Conto

O florescer da eternidade

Era mais uma manhã de outono, como tantas outras já há dez anos. Ângelo acordara cedo, lera e assistira os noticiários do dia, escrevera sua crônica do dia enquanto tomava sua caneca de café. Na cozinha, enquanto fritava um pão com manteiga na frigideira e preparava mais uma rodada de café, pensava na sua vida nos últimos anos. Deixou-se levar pelos pensamentos e quase queima o pão.

De volta à sua mesa de trabalho, abre os e-mails, responde o que é preciso responder e volta ao romance que tem que entregar até o fim do mês para avaliação. Seu terceiro em dez anos. Sua vida, desde que optara por viver de escrever, mudou completamente e adequara-se em uma rotina caseira, escapando de casa apenas para eventos literários, visita à livrarias e escassos compromissos com os amigos.

Sobre sua mesa, alem do computador, um bloco de anotações, onde gosta de registrar seus versos à mão livre e também frases e trechos de músicas e filmes. Por um instante, sem que percebesse o quanto, fixou o olho em seu bloco, de capa vermelha, folhas amarelas e gasto pelo tempo. Pegou-o em suas mãos e abriu aleatoriamente, virando cada página como quem visita o passado em um museu de papel com frases e versos escritos em caneta azul. Após revirar algumas páginas, deteve-se em uma anotação, escrita doze anos antes, um trecho de um filme.

Mantenho tudo a distância. E todo mundo. O homem que estava na minha frente e queria casar comigo eu afastei. Fugi dele. Enquanto isso…o único homem com quem nunca vou me encontrar…Para ele, eu entregaria meu coração. (Dra. Kate Forster (Sandra Bullock) em a Casa do lago)

Estranhamente, sentiu-se como a Dra. Kate, uma pessoa só. Sentiu-se, embora cercado do carinho de seus leitores, só e carente. Sabia que a pessoa que amava – e ainda ama – estava, naquele momento, em algum lugar da cidade, cuidando dos filhos, da casa e do marido.
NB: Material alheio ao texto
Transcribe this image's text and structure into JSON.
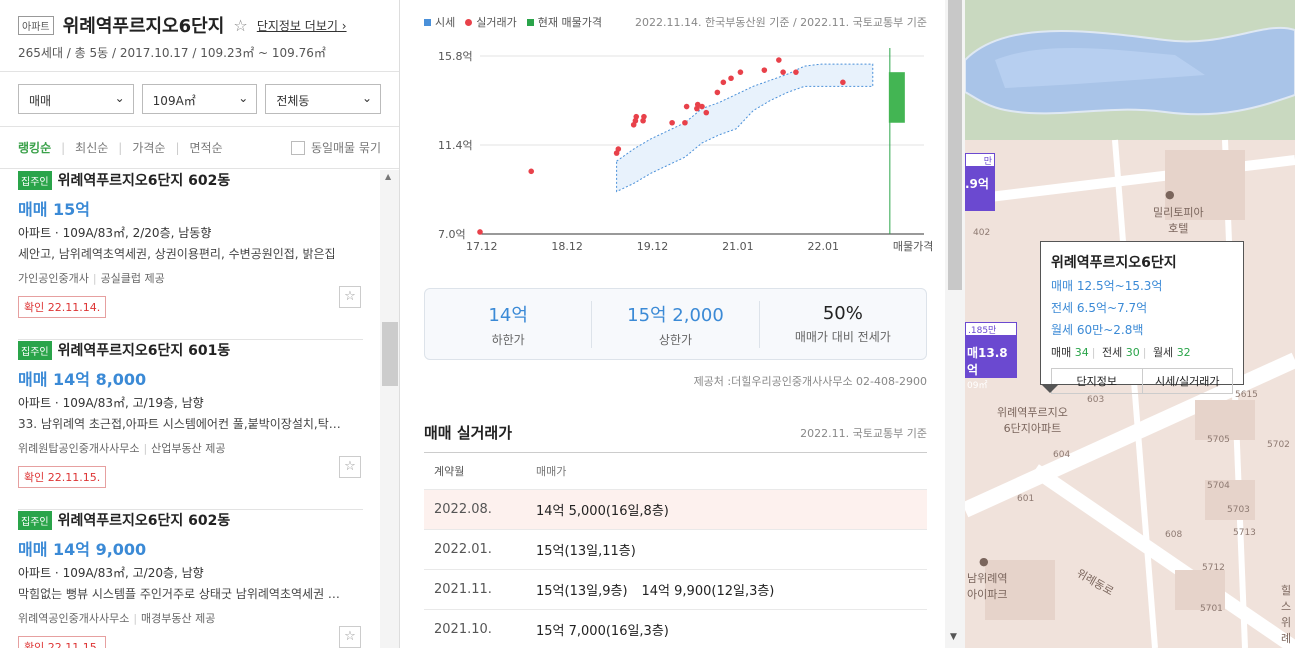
{
  "complex": {
    "type_tag": "아파트",
    "name": "위례역푸르지오6단지",
    "more_link": "단지정보 더보기",
    "info": "265세대 / 총 5동 / 2017.10.17 / 109.23㎡ ~ 109.76㎡"
  },
  "filters": {
    "trade": "매매",
    "area": "109A㎡",
    "building": "전체동"
  },
  "sorts": {
    "ranking": "랭킹순",
    "latest": "최신순",
    "price": "가격순",
    "area": "면적순",
    "group_label": "동일매물 묶기"
  },
  "listings": [
    {
      "badge": "집주인",
      "title": "위례역푸르지오6단지 602동",
      "price": "매매 15억",
      "spec": "아파트 · 109A/83㎡, 2/20층, 남동향",
      "desc": "세안고, 남위례역초역세권, 상권이용편리, 수변공원인접, 밝은집",
      "agent": "가인공인중개사",
      "provider": "공실클럽 제공",
      "confirm": "확인 22.11.14."
    },
    {
      "badge": "집주인",
      "title": "위례역푸르지오6단지 601동",
      "price": "매매 14억 8,000",
      "spec": "아파트 · 109A/83㎡, 고/19층, 남향",
      "desc": "33. 남위례역 초근접,아파트 시스템에어컨 풀,붙박이장설치,탁…",
      "agent": "위례원탑공인중개사사무소",
      "provider": "산업부동산 제공",
      "confirm": "확인 22.11.15."
    },
    {
      "badge": "집주인",
      "title": "위례역푸르지오6단지 602동",
      "price": "매매 14억 9,000",
      "spec": "아파트 · 109A/83㎡, 고/20층, 남향",
      "desc": "막힘없는 뻥뷰 시스템플 주인거주로 상태굿 남위례역초역세권 …",
      "agent": "위례역공인중개사사무소",
      "provider": "매경부동산 제공",
      "confirm": "확인 22.11.15."
    }
  ],
  "chart_legend": {
    "market": "시세",
    "actual": "실거래가",
    "current": "현재 매물가격",
    "source": "2022.11.14. 한국부동산원 기준 / 2022.11. 국토교통부 기준"
  },
  "chart_data": {
    "type": "scatter",
    "y_ticks": [
      "15.8억",
      "11.4억",
      "7.0억"
    ],
    "x_ticks": [
      "17.12",
      "18.12",
      "19.12",
      "21.01",
      "22.01",
      "매물가격"
    ],
    "ylim": [
      7.0,
      15.8
    ],
    "xlim": [
      0,
      52
    ],
    "x_start_label": "17.12",
    "market_band": {
      "x": [
        16,
        18,
        20,
        22,
        24,
        26,
        28,
        30,
        32,
        34,
        36,
        38,
        40,
        42,
        44,
        46
      ],
      "low": [
        9.1,
        9.5,
        10.0,
        10.4,
        10.8,
        11.5,
        11.9,
        12.2,
        13.1,
        13.6,
        14.0,
        14.3,
        14.3,
        14.3,
        14.3,
        14.3
      ],
      "high": [
        10.6,
        11.2,
        11.7,
        12.1,
        12.5,
        13.2,
        13.5,
        13.9,
        14.3,
        14.6,
        14.9,
        15.3,
        15.4,
        15.4,
        15.4,
        15.4
      ]
    },
    "actual_points": [
      {
        "x": 0,
        "y": 7.1
      },
      {
        "x": 6,
        "y": 10.1
      },
      {
        "x": 16,
        "y": 11.0
      },
      {
        "x": 16.2,
        "y": 11.2
      },
      {
        "x": 18,
        "y": 12.4
      },
      {
        "x": 18.2,
        "y": 12.6
      },
      {
        "x": 18.3,
        "y": 12.8
      },
      {
        "x": 19.1,
        "y": 12.6
      },
      {
        "x": 19.2,
        "y": 12.8
      },
      {
        "x": 22.5,
        "y": 12.5
      },
      {
        "x": 24,
        "y": 12.5
      },
      {
        "x": 24.2,
        "y": 13.3
      },
      {
        "x": 25.4,
        "y": 13.2
      },
      {
        "x": 25.5,
        "y": 13.4
      },
      {
        "x": 26,
        "y": 13.3
      },
      {
        "x": 26.5,
        "y": 13.0
      },
      {
        "x": 27.8,
        "y": 14.0
      },
      {
        "x": 28.5,
        "y": 14.5
      },
      {
        "x": 29.4,
        "y": 14.7
      },
      {
        "x": 30.5,
        "y": 15.0
      },
      {
        "x": 33.3,
        "y": 15.1
      },
      {
        "x": 35.0,
        "y": 15.6
      },
      {
        "x": 35.5,
        "y": 15.0
      },
      {
        "x": 37.0,
        "y": 15.0
      },
      {
        "x": 42.5,
        "y": 14.5
      }
    ],
    "current_range": {
      "x": 48,
      "low": 12.5,
      "high": 15.0
    }
  },
  "price_summary": {
    "low_value": "14억",
    "low_label": "하한가",
    "high_value": "15억 2,000",
    "high_label": "상한가",
    "ratio_value": "50%",
    "ratio_label": "매매가 대비 전세가"
  },
  "provider_line": "제공처 :더힐우리공인중개사사무소 02-408-2900",
  "trades": {
    "title": "매매 실거래가",
    "source": "2022.11. 국토교통부 기준",
    "col_month": "계약월",
    "col_price": "매매가",
    "rows": [
      {
        "month": "2022.08.",
        "prices": [
          "14억 5,000(16일,8층)"
        ]
      },
      {
        "month": "2022.01.",
        "prices": [
          "15억(13일,11층)"
        ]
      },
      {
        "month": "2021.11.",
        "prices": [
          "15억(13일,9층)",
          "14억 9,900(12일,3층)"
        ]
      },
      {
        "month": "2021.10.",
        "prices": [
          "15억 7,000(16일,3층)"
        ]
      }
    ]
  },
  "map": {
    "popup_title": "위례역푸르지오6단지",
    "popup_sale": "매매 12.5억~15.3억",
    "popup_jeonse": "전세 6.5억~7.7억",
    "popup_monthly": "월세 60만~2.8백",
    "count_sale_label": "매매",
    "count_sale": "34",
    "count_jeonse_label": "전세",
    "count_jeonse": "30",
    "count_monthly_label": "월세",
    "count_monthly": "32",
    "btn_info": "단지정보",
    "btn_price": "시세/실거래가",
    "marker1_top": "만",
    "marker1": ".9억",
    "marker2_top": ".185만",
    "marker2": "매13.8억",
    "marker2_area": "09㎡",
    "hotel": "밀리토피아\n호텔",
    "apt_label": "위례역푸르지오\n6단지아파트",
    "station_label": "남위례역\n아이파크",
    "road_label": "위례동로",
    "hills_label": "힐스\n위례",
    "nums": [
      "402",
      "603",
      "604",
      "601",
      "5704",
      "5705",
      "5615",
      "5713",
      "5712",
      "5701",
      "5702",
      "608",
      "5703"
    ]
  },
  "colors": {
    "accent_green": "#2aa44a",
    "price_blue": "#3b8ad6",
    "dot_red": "#e8414a",
    "marker_purple": "#6b49d0"
  }
}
Sentiu uma ponta de saudade de quando a conheceu e lembrou-se dos dias que desfrutaram juntos, tudo num passado distante, tudo antes de sua vida revirar e ele passar de um simples escritor que sobrevivia de suas atividades extras para viver de escrever.
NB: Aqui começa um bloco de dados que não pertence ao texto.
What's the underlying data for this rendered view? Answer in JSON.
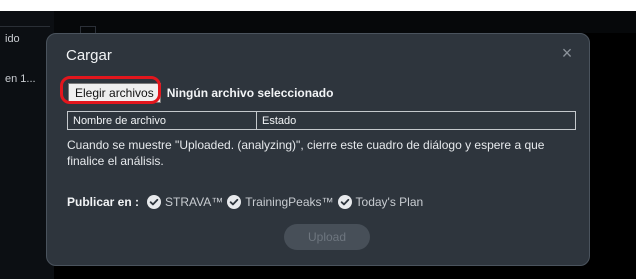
{
  "background": {
    "sidebar_items": [
      "ido",
      "en 1..."
    ]
  },
  "modal": {
    "title": "Cargar",
    "close_glyph": "×",
    "choose_files_label": "Elegir archivos",
    "no_file_text": "Ningún archivo seleccionado",
    "table": {
      "columns": [
        "Nombre de archivo",
        "Estado"
      ]
    },
    "instructions": "Cuando se muestre \"Uploaded. (analyzing)\", cierre este cuadro de diálogo y espere a que finalice el análisis.",
    "publish": {
      "label": "Publicar en :",
      "services": [
        "STRAVA™",
        "TrainingPeaks™",
        "Today's Plan"
      ]
    },
    "upload_label": "Upload"
  },
  "colors": {
    "highlight": "#e2161d",
    "modal_bg": "#2e353d",
    "check": "#e8eaed"
  },
  "icons": {
    "close": "close-icon",
    "check": "check-circle-icon"
  }
}
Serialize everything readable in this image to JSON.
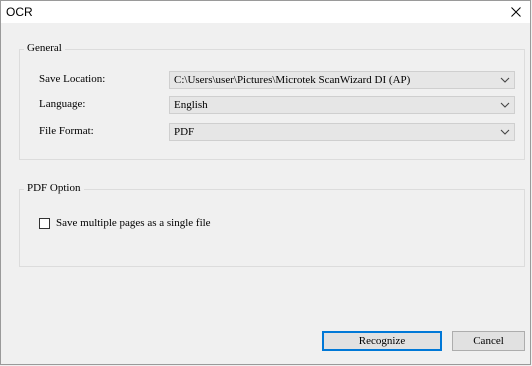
{
  "window": {
    "title": "OCR",
    "close_glyph": "✕"
  },
  "general": {
    "legend": "General",
    "save_location_label": "Save Location:",
    "save_location_value": "C:\\Users\\user\\Pictures\\Microtek ScanWizard DI (AP)",
    "language_label": "Language:",
    "language_value": "English",
    "file_format_label": "File Format:",
    "file_format_value": "PDF"
  },
  "pdf_option": {
    "legend": "PDF Option",
    "save_multiple_label": "Save multiple pages as a single file",
    "save_multiple_checked": false
  },
  "buttons": {
    "recognize": "Recognize",
    "cancel": "Cancel"
  },
  "colors": {
    "accent": "#0078d7",
    "combo_bg": "#e6e6e6",
    "window_bg": "#f0f0f0"
  }
}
Não sabe quanto tempo ficou ali, preso àquele bloco e nem sequer sentiu seus olhos marejarem e uma lagrima correr do olho direito, apenas contemplou aquelas palavras e viajou em seus pensamentos.

Em algum lugar da cidade, uma mulher pega o seu carro na garagem do prédio e sai em direção ao outro lado. No caminho ouve Tunai cantar em seu rádio.

Meu coração pulou
Você chegou, me deixou assim
Com os pés fora do chão
Pensei: que bom…
Parece, enfim acordei
Pra renovar meu ser
Faltava mesmo chegar você
Assim sem me avisar
Pra acelerar…
Um coração que já bate pouco
(Tunai, Frisson)

No caminho para um endereço desconhecido para ela, pensa em como pode esperar tanto tempo para ir até lá. Sozinha há seis meses, julgou-se no tempo certo, embora desejasse fazer esse caminho todo dia, desde que se divorciara do marido. Lembrou-se dos últimos dois livros que lera, de como a sua escrita evoluíra, de como seu estilo se firmara e conquistara o público. Esse meu menino, ainda pensa em mim? Pensou enquanto se lembrava dos romances escrito por Ângelo. Perdida no tempo, chegou à portaria do edifício, tendo em mãos um bloco de papel e sua bolsa.
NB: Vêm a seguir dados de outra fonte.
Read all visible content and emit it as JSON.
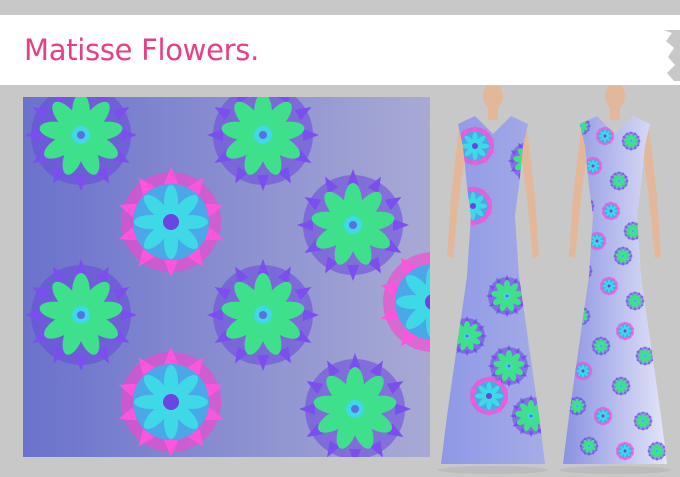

Ângelo, com o seu bloco de papel aberto, imerso em lembranças e pensamentos, desperta com o interfone tocando. Respira fundo, abre a agenda do computador para conferir se esperava alguém naquela manhã, e atende o interfone.

Seu Ângelo? Tem uma senhora aqui, Jaqueline, querendo subir.

 Ângelo emudeceu por um instante.

Seu Ângelo? Senhor está ai?

Sim, sim, pode subir.

 Abriu a porta de seu apartamento e ficou esperando o elevador chegar. Seis andares nunca lhe parecera tão alto como naquele instante. A luz do hall acendeu-se com o abrir da porta do elevador, viu sair dele uma senhora de cabelos roxos, blusa azul, calça jeans e olhos marejados. Parados de frente um para o outro, fitaram-se, olho no olho, e correram se abraçar. Parecia uma eternidade, parecia que dez anos voltaram e tudo que estivera sufocado por esse tempo florescia. Entraram no apartamento e viveram, o resto de suas vidas, tudo o que dez anos de sonhos e desejos represara, o tempo não pode vencer o que é eterno, e o amor, este pode ser sufocado, mas seus sonhos e esperanças fazem dele eterno. Naquela manhã, o que é eterno floresceu.